There are a lot of RL packages out there, tensorforce
, rllab
, openai-lab
, baselines
, and the list goes on. It’s hard to know however, how any of those implementations stack up to published state-of-the-art results. There are several reasons, some are:
- The standard RL tasks (Mujoco & Atari) are extremely sensitive to not only model hyper-parameters but even random seeds (Islam et al).
- Even researchers implementing the same algorithm in two different code-bases have failed to produce consistent results given the same model parameters (described in Henderson et al, e.g. Figure 6).
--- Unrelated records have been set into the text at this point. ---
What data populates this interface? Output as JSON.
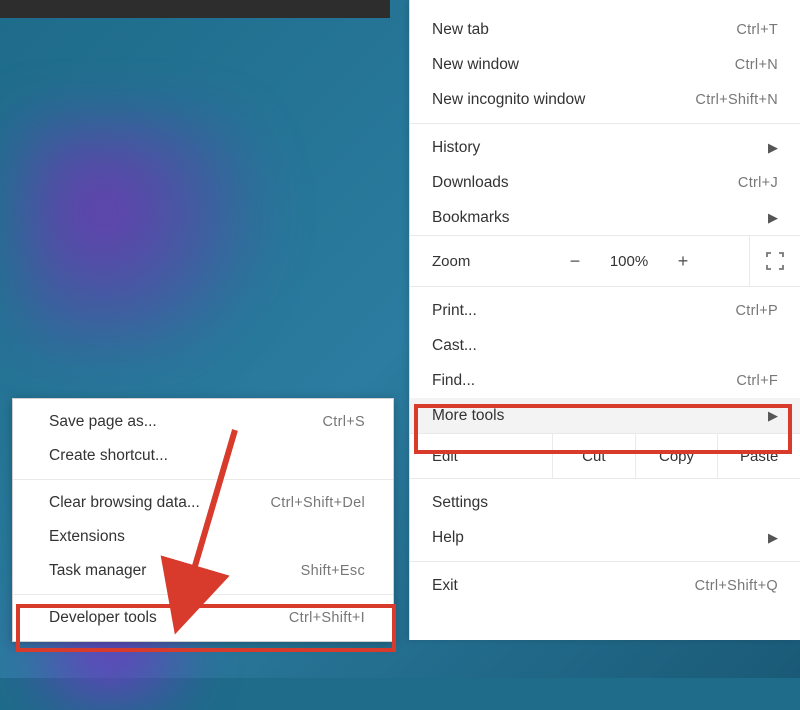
{
  "main_menu": {
    "new_tab": {
      "label": "New tab",
      "shortcut": "Ctrl+T"
    },
    "new_window": {
      "label": "New window",
      "shortcut": "Ctrl+N"
    },
    "new_incognito": {
      "label": "New incognito window",
      "shortcut": "Ctrl+Shift+N"
    },
    "history": {
      "label": "History"
    },
    "downloads": {
      "label": "Downloads",
      "shortcut": "Ctrl+J"
    },
    "bookmarks": {
      "label": "Bookmarks"
    },
    "zoom": {
      "label": "Zoom",
      "value": "100%",
      "minus": "−",
      "plus": "+"
    },
    "print": {
      "label": "Print...",
      "shortcut": "Ctrl+P"
    },
    "cast": {
      "label": "Cast..."
    },
    "find": {
      "label": "Find...",
      "shortcut": "Ctrl+F"
    },
    "more_tools": {
      "label": "More tools"
    },
    "edit": {
      "label": "Edit",
      "cut": "Cut",
      "copy": "Copy",
      "paste": "Paste"
    },
    "settings": {
      "label": "Settings"
    },
    "help": {
      "label": "Help"
    },
    "exit": {
      "label": "Exit",
      "shortcut": "Ctrl+Shift+Q"
    }
  },
  "submenu": {
    "save_page": {
      "label": "Save page as...",
      "shortcut": "Ctrl+S"
    },
    "create_shortcut": {
      "label": "Create shortcut..."
    },
    "clear_data": {
      "label": "Clear browsing data...",
      "shortcut": "Ctrl+Shift+Del"
    },
    "extensions": {
      "label": "Extensions"
    },
    "task_manager": {
      "label": "Task manager",
      "shortcut": "Shift+Esc"
    },
    "dev_tools": {
      "label": "Developer tools",
      "shortcut": "Ctrl+Shift+I"
    }
  },
  "annotation_color": "#d83a2b"
}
- It takes time to build reproducible experimentation code.
I’ve been building yarlp
for educational purposes, and I wanted to make sure my implementations matched baselines. OpenAI seems to have created something akin to tensorflow models in terms of reproducibility for RL, so a natural step was to benchmark against OpenAI baselines
. Nevertheless, I found it quite difficult to match their results because of:
- environment wrappers and how environment observations were normalized
- simple tweaks to model hyper-parameters
- the choice of baseline model
- and random seeds!
Here are my results on Mujoco1M after painstakingly hashing out minor differences in OpenAI’s implementation of TRPO compared to mine. I averaged over 5 random seeds using this script in baselines
, and using the run_benchmark
cli script in yarlp
, which run all environments in parallel. The results match, but clearly even 5 random seeds is not enough (we plot the 95th percentile CI).
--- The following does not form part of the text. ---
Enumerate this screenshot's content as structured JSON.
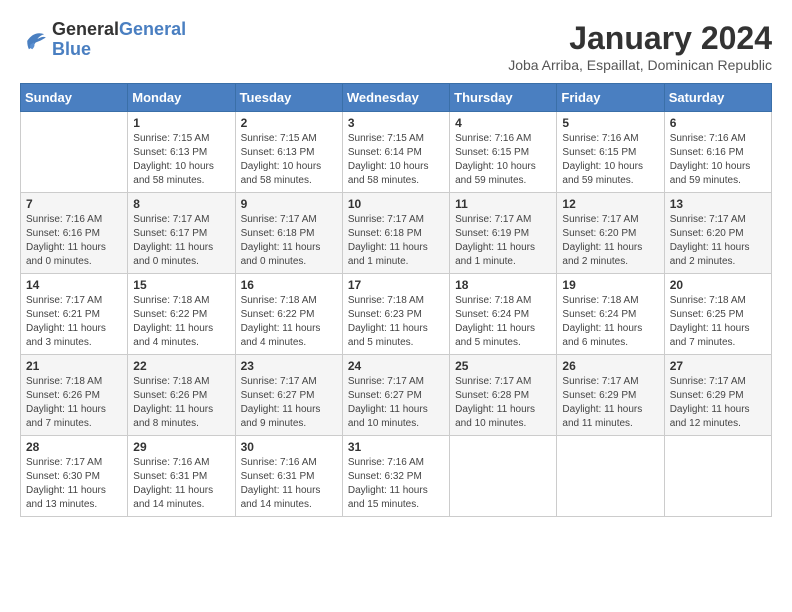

To demonstrate some of the difficulty in reproducibility, here is the same exact algorithm averaged over 2 randomly chosen sets of 3 random seeds on Swimmer-v1 (similar to Figure 10 in Henderson et al):
And this is what happens when I use a value function implementation from rllab
compared to the one used in OpenAI baselines
on Swimmer-v1 averaged over 3 random seeds:
And this is what happens when observations are not normalized on the Mujoco1M benchmark (Walker2d and HalfCheetah perform noticeably worse):
One can easily produce these kinds of results for other environments, as seen in Henderson et al.
RL is fun, but it’s a bit concerning how unstable these algorithms and environments can be.